The scramble for the Western Province vote has taken a new twist as Deputy Prime Minister Musalia Mudavadi moves to consolidate the Luhya vote.
Mr Mudavadi last week announced he was quitting ODM and on Saturday he said he would announce his new party next week.
“I will be in the presidential race. I need your support and prayers so that the party I will be unveiling next week can enjoy support and eventually form the next government,” he said at national women’s conference at the Pentecostal Assembly of God Church headquarters in Nyangori, Vihiga County.
But Justice minister Eugene Wamalwa too is counting on the Luhya community for support in his presidential bid.
With this new development, opinion is divided on the political implications of Mr Mudavadi’s exit from the Orange party.
Masinde Muliro University lecturer Prof Egara Kabaji says the DPM risks denting his image as a national leader and thus hurt his presidential campaign if he positions himself as a tribal chief.
Prof Kabaji said Mr Mudavadi’s campaign to unite the Luhya community would fail. “Leaders from Western have learnt to follow the people.
“The (Luhya) people don’t follow their leaders, and that is why attempts by Mudavadi to galvanise a tribal constituency like what Uhuru and Ruto have done with their communities will fail,” he said.
Fight against impunity
“The community supported Narc and later ODM ideas because they were attractive to them.
“That is why Raila will still have votes from the area even without Musalia because the ODM idea of change and fight against impunity is still in the hearts of many,” he said. Prof Kabaji sees a Wamalwa candidature as inconsequential.

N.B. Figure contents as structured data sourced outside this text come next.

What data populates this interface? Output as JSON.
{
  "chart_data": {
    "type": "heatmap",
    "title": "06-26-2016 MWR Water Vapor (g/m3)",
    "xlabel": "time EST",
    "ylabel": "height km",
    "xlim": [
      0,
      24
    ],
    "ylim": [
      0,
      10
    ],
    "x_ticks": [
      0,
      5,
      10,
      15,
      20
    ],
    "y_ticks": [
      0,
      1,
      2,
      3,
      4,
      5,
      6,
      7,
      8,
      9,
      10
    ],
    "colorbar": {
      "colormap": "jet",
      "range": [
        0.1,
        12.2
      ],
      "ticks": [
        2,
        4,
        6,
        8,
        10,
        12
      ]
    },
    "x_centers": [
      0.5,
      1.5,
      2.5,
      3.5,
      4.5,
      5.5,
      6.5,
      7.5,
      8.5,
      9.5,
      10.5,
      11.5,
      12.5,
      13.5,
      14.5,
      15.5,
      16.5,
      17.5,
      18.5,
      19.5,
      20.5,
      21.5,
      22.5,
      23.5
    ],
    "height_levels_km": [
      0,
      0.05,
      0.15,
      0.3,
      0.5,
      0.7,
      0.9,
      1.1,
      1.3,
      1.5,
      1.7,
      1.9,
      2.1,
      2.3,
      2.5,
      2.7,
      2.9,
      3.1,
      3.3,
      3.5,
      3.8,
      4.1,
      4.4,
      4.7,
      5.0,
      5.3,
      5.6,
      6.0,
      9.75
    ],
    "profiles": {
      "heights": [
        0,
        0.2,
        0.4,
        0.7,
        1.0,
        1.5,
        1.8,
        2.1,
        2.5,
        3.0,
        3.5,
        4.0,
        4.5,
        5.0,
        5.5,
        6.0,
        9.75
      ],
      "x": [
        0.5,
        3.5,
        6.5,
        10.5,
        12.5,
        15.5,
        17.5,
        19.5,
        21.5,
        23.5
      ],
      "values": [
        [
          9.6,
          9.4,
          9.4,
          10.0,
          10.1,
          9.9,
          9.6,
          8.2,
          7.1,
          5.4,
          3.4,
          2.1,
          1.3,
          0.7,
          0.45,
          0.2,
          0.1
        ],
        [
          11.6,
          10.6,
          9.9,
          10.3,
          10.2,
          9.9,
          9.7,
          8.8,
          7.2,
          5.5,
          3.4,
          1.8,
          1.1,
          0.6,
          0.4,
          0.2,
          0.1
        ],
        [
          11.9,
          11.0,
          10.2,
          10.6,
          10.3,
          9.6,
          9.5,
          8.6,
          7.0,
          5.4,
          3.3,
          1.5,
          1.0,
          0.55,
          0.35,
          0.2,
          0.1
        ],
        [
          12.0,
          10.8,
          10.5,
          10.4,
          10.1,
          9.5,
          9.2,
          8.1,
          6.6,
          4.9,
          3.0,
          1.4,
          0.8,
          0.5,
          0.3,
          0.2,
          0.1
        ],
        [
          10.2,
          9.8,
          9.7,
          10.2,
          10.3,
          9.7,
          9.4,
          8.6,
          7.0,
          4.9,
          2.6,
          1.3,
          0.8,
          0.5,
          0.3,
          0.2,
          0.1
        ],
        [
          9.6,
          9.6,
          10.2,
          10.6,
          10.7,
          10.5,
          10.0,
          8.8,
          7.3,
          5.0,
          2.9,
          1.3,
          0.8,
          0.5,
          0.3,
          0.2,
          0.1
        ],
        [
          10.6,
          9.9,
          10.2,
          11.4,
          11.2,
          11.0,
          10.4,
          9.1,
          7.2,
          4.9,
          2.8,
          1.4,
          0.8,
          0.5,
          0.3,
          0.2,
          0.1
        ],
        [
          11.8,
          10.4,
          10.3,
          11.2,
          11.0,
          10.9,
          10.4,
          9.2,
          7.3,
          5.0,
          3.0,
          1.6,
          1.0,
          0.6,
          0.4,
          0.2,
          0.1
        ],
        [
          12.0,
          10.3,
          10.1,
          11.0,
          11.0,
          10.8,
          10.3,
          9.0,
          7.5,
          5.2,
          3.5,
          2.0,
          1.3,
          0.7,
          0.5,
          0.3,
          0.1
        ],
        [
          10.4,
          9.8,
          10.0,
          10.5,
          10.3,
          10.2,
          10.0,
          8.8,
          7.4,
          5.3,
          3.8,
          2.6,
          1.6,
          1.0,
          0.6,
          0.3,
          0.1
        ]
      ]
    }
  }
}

“Wamalwa is a creation of the G7 alliance. He has however failed to capture the hearts of residents of the area and that is why Housing minister Soita Shitanda and Ikolomani MP Boni Khalwale have abandoned him and instead embraced Mudavadi, whom they want to cling on to for political survival,” he told the Sunday Nation.
Mr Wamalwa has consistently said he will be on the ballot and that the DPM should not expect him to step down for him. Mr Wamalwa wants to run on a New Ford Kenya ticket.
Former nominated MP Mark Too has thrown his weight behind Mr Mudavadi and is urging the Luhya community to support him. Mr Too was in Kakamega last week when the DPM announced that he would leave ODM.
“Eugene should give Mudavadi an opportunity so that the Luhya community does not go to the elections divided,” Mr Too advised.
Dr Martin Mulwale, a lecturer at Maseno University, said Mr Mudavadi’s delay in naming his new party has created the notion of an indecisive leader. Dr Mulwale added that the DPM had failed to unite the Luhya.
“Immediately after he met MPs from the region, a group of legislators broke ranks with him and declared they would stick with ODM,” he observed.
Some ODM MPs from Western Province have announced they would stick with the party. “We urge our brother Mudavadi to remain steadfast in ODM, of which he is deputy party leader.
“We have no doubt whatsoever that he has a bright political future, which would be best realised within ODM,” said Planning minister Wycliffe Oparanya.
Another MP who is against Mr Mudavadi’s departure is ODM Parliamentary Group secretary and Budalang’i MP, Ababu Namwamba.
“We believe that the DPM has a clear future in ODM,” Mr Namwamba said.
But former Trade minister Mukhisa Kituyi, who is a Mudavadi ally, said all Luhya MPs in ODM should decamp with Mr Mudavadi, since they joined the party on the basis that he was their leader.
“Mudavadi is our point man as a community in ODM so no leader from Western has any business sticking in that party with his exit,” Dr Kituyi said.
Bungoma county council chairman Meshack Museveni, who is a confidant of Trade minister Moses Wetang’ula, said Ford-Kenya party stands for Luhya unity and the party had opted to stand with Mr Mudavadi “who is pursuing the same cause”.
“We may give him our support if he identifies a party like ours with a national outlook to work with,” Mr Museveni said.